Avec The Confessions, le metteur en scène Alexander Zeldin poursuit son enquête sur les expériences contemporaines de la fin de vie. Cette nouvelle création retrace l’existence d’une Australienne bien réelle, de sa naissance en 1943 jusqu’à nos jours. Derrière le témoignage intime et rétrospectif inspiré des Confessions de Jean-Jacques Rousseau, un siècle d’évolutions sociales se déploie au fil de ses amours et de ses voyages, de l’Océanie jusqu’aux rives de Grande-Bretagne, depuis l’âge tendre jusqu’au crépuscule.
Texte et mise en scène Alexander Zeldin
Avec : Joe Bannister, Amelda Brown, Jerry Killick, Lilit Lesser, Brian Lipson, Eryn Jean Norvill, Pamela Rabe, Gabrielle Scawthorn, Yasser Zadeh
Scénographie et costumes : Marg Horwell
Lumières : Paule Constable
Musique : Yannis Philippakis
Son : Josh Anio Grigg
Collaboration à la mise en scène : Joanna Pidcock
C'est l'histoire d'une femme
Parfois, il nous arrive de venir au théâtre sans vraiment savoir pourquoi, qu'est-ce qu'on va voir, de quoi ça parle... On arrive alors presque nu, notre horizon d'attente contenté par la simple envie d'être là et une curiosité naïve. En tant que spectateurices français.es, se retrouver face à une pièce anglaise devient alors un moment de pur étonnement.
Le spectacle commence par les rideaux rouges - chose de plus en plus rare au théâtre. Une vieille femme - Alice - monte à l'avant-scène et s'adresse au public. Elle vient nous raconter son histoire. Ce presque "Il était une fois" rappelle l'esthétique du conte : le metteur en scène offre à son texte une dimension sacralisée, dans et par un théâtre auquel nous ne sommes plus habitués, que l'on a presque oublié. Il y a déjà là l'idée d'un hommage, d'autant plus lorsque l'on apprend que cette femme est l'incarnation sur scène de la mère d'Alexandre Zeldin. Ce sont ses Confessions pour lesquelles elle devient ici personnage-narrateur ; elle revient d'ailleurs régulièrement tout au long de la pièce pour interpeler le public, faisant de lui son complice. Mais avant tout cela, elle ouvre les rideaux sur ses souvenirs.

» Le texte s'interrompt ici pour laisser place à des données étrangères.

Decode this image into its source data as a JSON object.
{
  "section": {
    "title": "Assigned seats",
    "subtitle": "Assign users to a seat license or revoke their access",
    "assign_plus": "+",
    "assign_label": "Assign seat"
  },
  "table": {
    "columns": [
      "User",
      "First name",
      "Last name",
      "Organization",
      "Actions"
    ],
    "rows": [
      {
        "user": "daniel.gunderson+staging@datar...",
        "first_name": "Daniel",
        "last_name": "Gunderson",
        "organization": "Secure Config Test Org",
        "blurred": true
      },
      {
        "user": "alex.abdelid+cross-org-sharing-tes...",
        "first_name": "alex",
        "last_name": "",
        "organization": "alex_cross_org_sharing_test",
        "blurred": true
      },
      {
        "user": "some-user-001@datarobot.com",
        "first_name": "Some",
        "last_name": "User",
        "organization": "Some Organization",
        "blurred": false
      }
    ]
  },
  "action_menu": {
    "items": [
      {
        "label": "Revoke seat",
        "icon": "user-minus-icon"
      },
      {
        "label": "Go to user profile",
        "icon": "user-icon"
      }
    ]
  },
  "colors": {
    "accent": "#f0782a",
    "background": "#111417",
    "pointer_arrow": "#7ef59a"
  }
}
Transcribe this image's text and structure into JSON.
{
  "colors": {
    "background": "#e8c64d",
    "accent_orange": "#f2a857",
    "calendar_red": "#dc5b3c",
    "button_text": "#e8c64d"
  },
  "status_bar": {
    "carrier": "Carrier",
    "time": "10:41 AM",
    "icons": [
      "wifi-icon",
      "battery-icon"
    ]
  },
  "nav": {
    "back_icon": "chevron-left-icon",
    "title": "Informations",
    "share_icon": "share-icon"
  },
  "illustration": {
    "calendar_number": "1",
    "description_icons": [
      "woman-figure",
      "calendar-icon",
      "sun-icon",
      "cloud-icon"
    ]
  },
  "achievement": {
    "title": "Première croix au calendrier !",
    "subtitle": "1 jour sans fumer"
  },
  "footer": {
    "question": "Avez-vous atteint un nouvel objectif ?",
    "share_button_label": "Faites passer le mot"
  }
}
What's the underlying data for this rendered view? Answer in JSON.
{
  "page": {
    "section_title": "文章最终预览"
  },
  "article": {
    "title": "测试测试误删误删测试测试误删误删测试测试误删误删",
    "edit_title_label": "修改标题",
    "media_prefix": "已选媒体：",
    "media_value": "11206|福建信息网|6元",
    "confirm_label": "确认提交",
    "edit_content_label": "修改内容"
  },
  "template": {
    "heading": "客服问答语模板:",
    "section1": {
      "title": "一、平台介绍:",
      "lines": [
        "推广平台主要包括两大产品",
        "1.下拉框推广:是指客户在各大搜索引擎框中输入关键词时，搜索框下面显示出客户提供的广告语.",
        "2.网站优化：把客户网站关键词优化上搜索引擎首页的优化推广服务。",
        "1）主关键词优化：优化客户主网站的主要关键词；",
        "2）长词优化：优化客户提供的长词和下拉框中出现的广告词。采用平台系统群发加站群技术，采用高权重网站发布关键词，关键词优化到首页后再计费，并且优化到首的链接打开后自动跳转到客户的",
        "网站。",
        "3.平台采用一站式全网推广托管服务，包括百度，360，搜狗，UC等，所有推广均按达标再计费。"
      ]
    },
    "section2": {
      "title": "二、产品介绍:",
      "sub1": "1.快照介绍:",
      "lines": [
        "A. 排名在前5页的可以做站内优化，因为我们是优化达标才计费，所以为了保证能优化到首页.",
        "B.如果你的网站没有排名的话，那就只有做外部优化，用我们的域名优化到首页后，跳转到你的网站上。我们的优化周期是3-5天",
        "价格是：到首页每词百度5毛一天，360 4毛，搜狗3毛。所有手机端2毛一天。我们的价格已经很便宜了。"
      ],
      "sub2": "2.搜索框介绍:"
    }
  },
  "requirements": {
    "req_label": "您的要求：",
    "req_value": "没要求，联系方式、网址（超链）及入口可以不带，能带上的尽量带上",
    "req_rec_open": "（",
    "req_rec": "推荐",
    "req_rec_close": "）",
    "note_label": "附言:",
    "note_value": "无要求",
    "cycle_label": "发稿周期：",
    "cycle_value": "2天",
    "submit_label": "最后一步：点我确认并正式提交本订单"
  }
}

La scénographie, voulue par le metteur en scène et créée par Marg Horwell, est très figurative, presque cinématographique : elle tient dans une boîte, jouant ainsi sur différents champs de profondeur. Dans ce décor réaliste évoluent des comédien.nes au jeu également très réaliste, voire naturaliste : on se souvient notamment des scènes collectives, où les conversations imitent celles de la vie, chacun parlant par-dessus les autres. C'est une pièce très bruyante, ce qui rend d'ailleurs les moments de silence d'autant plus significatifs. On a donc face à nous une scénographie et une mise en scène très quotidienne à laquelle il est facile d'adhérer. Elle est maintenue par la dynamique des acteurices et leur circulation de jeu, ainsi que par les codes de la comédie.
C'est justement dans la comédie que le drame peut avoir lieu. La pièce raconte une histoire singulière qui ne se veut pas exemplaire mais qui permet tout de même de dégager une dimension générationnelle. Le jeu, la mise en scène, la scénographie : tout est mis en place pour créer un espace témoin d'une époque donnée - les années 1960/ 1970. C'est l'histoire de l'émancipation d'une femme, en résilience et en lutte pour acquérir son indépendance artistique et personnelle. Cette histoire est parsemée d'une violence de la part des hommes, violence physique, morale, verbale, parfois montrée et plus souvent cachée au public. En effet, les spectateurices sont à plusieurs reprises laissé.es seul.es face à la scène. Les revendications de la pièce ne sont en effet jamais exprimées, mais la mise en scène fait appel aux émotions du public. Alexandre Zeldin crée une ouverture à de nombreuses interprétations laissées libres aux spectateurices.
The Confessions, c'est donc une comédie très anglaise qui rend hommage à l'acteurice, grâce à une mise en scène et une scénographie qui permettent la circulation du jeu. Ce sont également des outils qui permettent une distanciation de la fable : vis-à-vis de sa narratrice qui prend ainsi une revanche exutoire et s'ouvre peut-être au pardon ; vis-à-vis de son public qui est laissé libre dans son émotion et ses revendications.